Die Wirkung der Vollmacht besteht darin, dass der Bevollmächtigte in den genannten Angelegenheiten eine Vertretungsmacht erhält. Er ist dann befugt, im Namen des Vollmachtgebers Willenserklärungen abzugeben und für ihn rechtlich zu handeln. Damit ist allerdings noch nicht gesagt, wie er die Interessen des Betroffenen vertreten soll. Dies kann in einer eigenen Vereinbarung zwischen Vollmachtgeber und Vollmachtnehmer konkretisiert werden, z. B. indem festgelegt wird, wie der Vertreter den Unterhalt zu verwenden hat, welches Heim er aussuchen soll und welche Maßstäbe für die Ausgestaltung des täglichen Lebens maßgeblich sein sollen. Auch eine mögliche Vergütung des Vertreters kann hier geregelt werden. Die Vollmacht erlischt mit dem Tod des Vollmachtgebers, selbstverständlich auch beim Tod des Bevollmächtigten und im Fall ihres Widerrufs. Wenn der Vertreter geschäftsunfähig wird, ist von einem Erlöschen der Vollmacht auszugehen, da er dann den Betroffenen nicht mehr vertreten kann.

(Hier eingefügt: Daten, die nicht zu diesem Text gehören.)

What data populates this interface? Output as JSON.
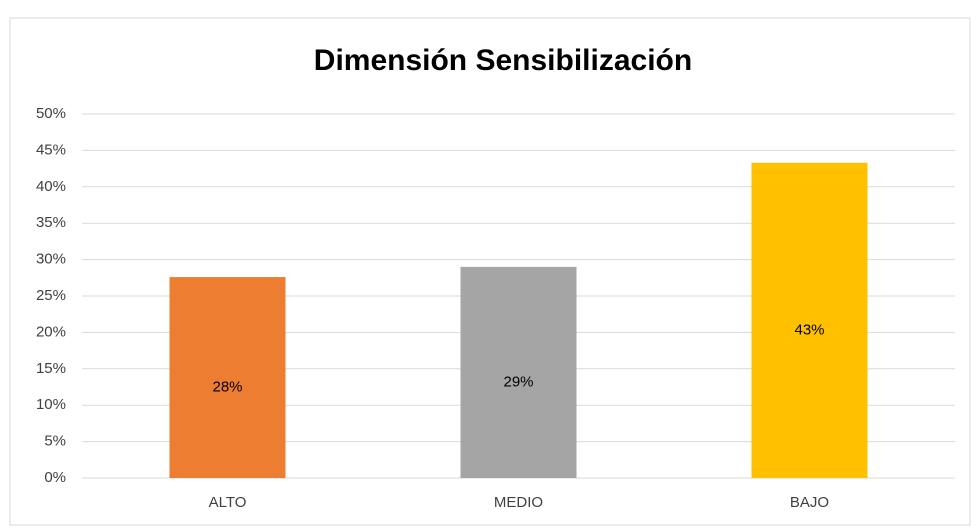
{
  "chart_data": {
    "type": "bar",
    "title": "Dimensión Sensibilización",
    "categories": [
      "ALTO",
      "MEDIO",
      "BAJO"
    ],
    "values": [
      27.6,
      29.0,
      43.3
    ],
    "value_labels": [
      "28%",
      "29%",
      "43%"
    ],
    "colors": [
      "#ed7d31",
      "#a5a5a5",
      "#ffc000"
    ],
    "ylim": [
      0,
      50
    ],
    "yticks": [
      {
        "value": 0,
        "label": "0%"
      },
      {
        "value": 5,
        "label": "5%"
      },
      {
        "value": 10,
        "label": "10%"
      },
      {
        "value": 15,
        "label": "15%"
      },
      {
        "value": 20,
        "label": "20%"
      },
      {
        "value": 25,
        "label": "25%"
      },
      {
        "value": 30,
        "label": "30%"
      },
      {
        "value": 35,
        "label": "35%"
      },
      {
        "value": 40,
        "label": "40%"
      },
      {
        "value": 45,
        "label": "45%"
      },
      {
        "value": 50,
        "label": "50%"
      }
    ],
    "grid": true
  }
}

Häufig wird die V. im Zusammenhang mit einer Patientenverfügung verfasst, damit der Vorsorgebevollmächtigte im Fall schwerer Krankheit für den nicht mehr entscheidungsfähigen Patienten entscheidet, welche ärztlichen Maßnahmen noch zu ergreifen sind und welche nicht. In einem solchen Fall empfiehlt es sich, dem Vorsorgebevollmächtigten möglichst konkrete Anweisungen für sein Handeln zu erteilen und es nicht bei Allgemeinplätzen (würdevolles Sterben, keine Apparatemedizin) zu belassen.

Jeder Besitzer einer V. ist verpflichtet, von deren Existenz dem Betreuungsgericht Mitteilung zu machen. Daneben besteht die Möglichkeit, die V. im zentralen Vorsorgeregister, das bei der Bundesnotarkammer in Berlin eingerichtet ist, aufnehmen zu lassen, damit diese im Falle der Bedürftigkeit auch zum Zuge kommt. Im Jahr 2019 waren dort 4,6 Mio. Vollmachten registriert. Darüber hinaus empfiehlt es sich, dem Bevollmächtigten eine Ausfertigung der Urkunde auszuhändigen oder ihm zumindest mitzuteilen, wo sie sich befindet.